Medical practitioners determine how severe a patient's binge eating disorder is based on how many times they binge per week. The loss of self-control can be very distressing, which just adds to whatever stress or emotional struggles patients are experiencing in their day-to-day lives. While binge eating disorder-related behaviors often start as a means of comforting oneself, they can quickly spiral into a mental illness patients can't control or stop on their own.
Often Eating In Secret
Patients with binge eating disorder may develop a habit of eating in secret. Many do their best to hide their unhealthy eating habits from friends and family, so they may have perfected routines to avoid others seeing them binge. In addition, patients with this eating disorder may have trouble eating in front of others even when they're consuming normal portions. The feeling of being out-of-control leads to intense feelings of guilt, shame, depression, and fear surrounding food.
Unfortunately, this unhealthy association with food makes it more difficult to begin eating a healthier diet. To truly treat their condition, patients must address the mental relationship they have with food. They must also educate themselves about healthy eating habits and ideal nutrition. For some individuals, binge eating disorder may be related to an underlying mental illness like depression or generalized anxiety. It's important to have these things evaluated and treated by a doctor or mental health practitioner.

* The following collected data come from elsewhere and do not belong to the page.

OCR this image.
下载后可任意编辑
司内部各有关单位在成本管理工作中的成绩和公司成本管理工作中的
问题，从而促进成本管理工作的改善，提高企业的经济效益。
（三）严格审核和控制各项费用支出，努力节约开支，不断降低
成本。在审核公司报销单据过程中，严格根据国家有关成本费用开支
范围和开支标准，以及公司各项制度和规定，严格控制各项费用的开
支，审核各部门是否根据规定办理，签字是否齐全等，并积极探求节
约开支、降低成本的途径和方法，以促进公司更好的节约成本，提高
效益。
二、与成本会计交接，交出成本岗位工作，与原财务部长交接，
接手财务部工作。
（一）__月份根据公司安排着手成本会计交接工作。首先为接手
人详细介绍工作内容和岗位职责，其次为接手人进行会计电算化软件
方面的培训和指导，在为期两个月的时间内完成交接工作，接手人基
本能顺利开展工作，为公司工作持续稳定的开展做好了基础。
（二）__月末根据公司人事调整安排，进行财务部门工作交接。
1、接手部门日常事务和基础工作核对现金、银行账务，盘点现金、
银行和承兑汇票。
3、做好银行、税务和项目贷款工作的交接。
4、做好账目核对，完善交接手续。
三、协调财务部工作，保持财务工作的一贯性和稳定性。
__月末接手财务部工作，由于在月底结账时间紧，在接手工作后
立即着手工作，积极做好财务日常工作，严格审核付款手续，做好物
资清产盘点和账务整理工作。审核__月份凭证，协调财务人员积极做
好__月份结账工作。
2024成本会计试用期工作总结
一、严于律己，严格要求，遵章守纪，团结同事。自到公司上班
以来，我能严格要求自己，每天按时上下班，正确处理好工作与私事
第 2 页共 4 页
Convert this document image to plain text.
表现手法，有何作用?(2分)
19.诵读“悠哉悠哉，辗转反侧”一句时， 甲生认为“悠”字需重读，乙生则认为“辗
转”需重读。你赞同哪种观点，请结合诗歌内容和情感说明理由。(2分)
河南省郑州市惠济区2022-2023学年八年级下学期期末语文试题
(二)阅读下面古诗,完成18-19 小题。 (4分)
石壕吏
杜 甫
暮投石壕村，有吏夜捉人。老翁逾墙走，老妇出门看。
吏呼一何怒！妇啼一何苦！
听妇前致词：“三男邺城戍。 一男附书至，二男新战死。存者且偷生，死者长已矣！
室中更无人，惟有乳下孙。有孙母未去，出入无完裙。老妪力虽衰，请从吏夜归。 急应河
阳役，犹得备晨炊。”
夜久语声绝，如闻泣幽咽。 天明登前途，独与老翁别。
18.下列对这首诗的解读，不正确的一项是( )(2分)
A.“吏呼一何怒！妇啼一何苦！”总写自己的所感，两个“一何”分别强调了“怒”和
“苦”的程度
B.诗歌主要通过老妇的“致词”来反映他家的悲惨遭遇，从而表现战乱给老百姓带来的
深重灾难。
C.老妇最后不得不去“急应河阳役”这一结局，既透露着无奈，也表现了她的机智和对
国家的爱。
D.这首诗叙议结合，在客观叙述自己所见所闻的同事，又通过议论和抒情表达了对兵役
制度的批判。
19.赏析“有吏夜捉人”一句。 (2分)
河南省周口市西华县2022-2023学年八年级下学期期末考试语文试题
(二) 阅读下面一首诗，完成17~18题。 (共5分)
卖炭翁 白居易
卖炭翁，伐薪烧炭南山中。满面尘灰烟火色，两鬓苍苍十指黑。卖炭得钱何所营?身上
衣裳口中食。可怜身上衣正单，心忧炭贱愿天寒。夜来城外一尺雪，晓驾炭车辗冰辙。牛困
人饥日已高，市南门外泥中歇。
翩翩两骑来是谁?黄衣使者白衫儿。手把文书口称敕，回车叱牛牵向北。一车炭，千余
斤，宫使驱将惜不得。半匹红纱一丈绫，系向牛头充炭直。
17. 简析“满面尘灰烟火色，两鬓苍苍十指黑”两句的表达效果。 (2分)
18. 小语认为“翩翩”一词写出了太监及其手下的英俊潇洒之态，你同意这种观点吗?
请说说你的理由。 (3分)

Eating Until Uncomfortably Full
One of the common behaviors surrounding binge eating disorder is patients eating until they're uncomfortably full. With healthy eating patterns, an individual eats when they're hungry, and after they've eaten enough, their body gives them the signal they're full and should stop. Their digestive system breaks down the food, and once the meal has been fully broken down, they feel hungry again. However, the behaviors of individuals with binge eating disorder aren't related to the body's hunger signals.
Just like eating when not hungry, patients may eat until they're uncomfortably full, ignoring signals from their body. They may feel bloated and nauseous. Unlike bulimia, they don't take measures to purge the food like throwing up, and they don't engage in unhealthy behaviors like over-exercising, but these feelings of uncomfortable fullness can add to the shame and guilt surrounding food.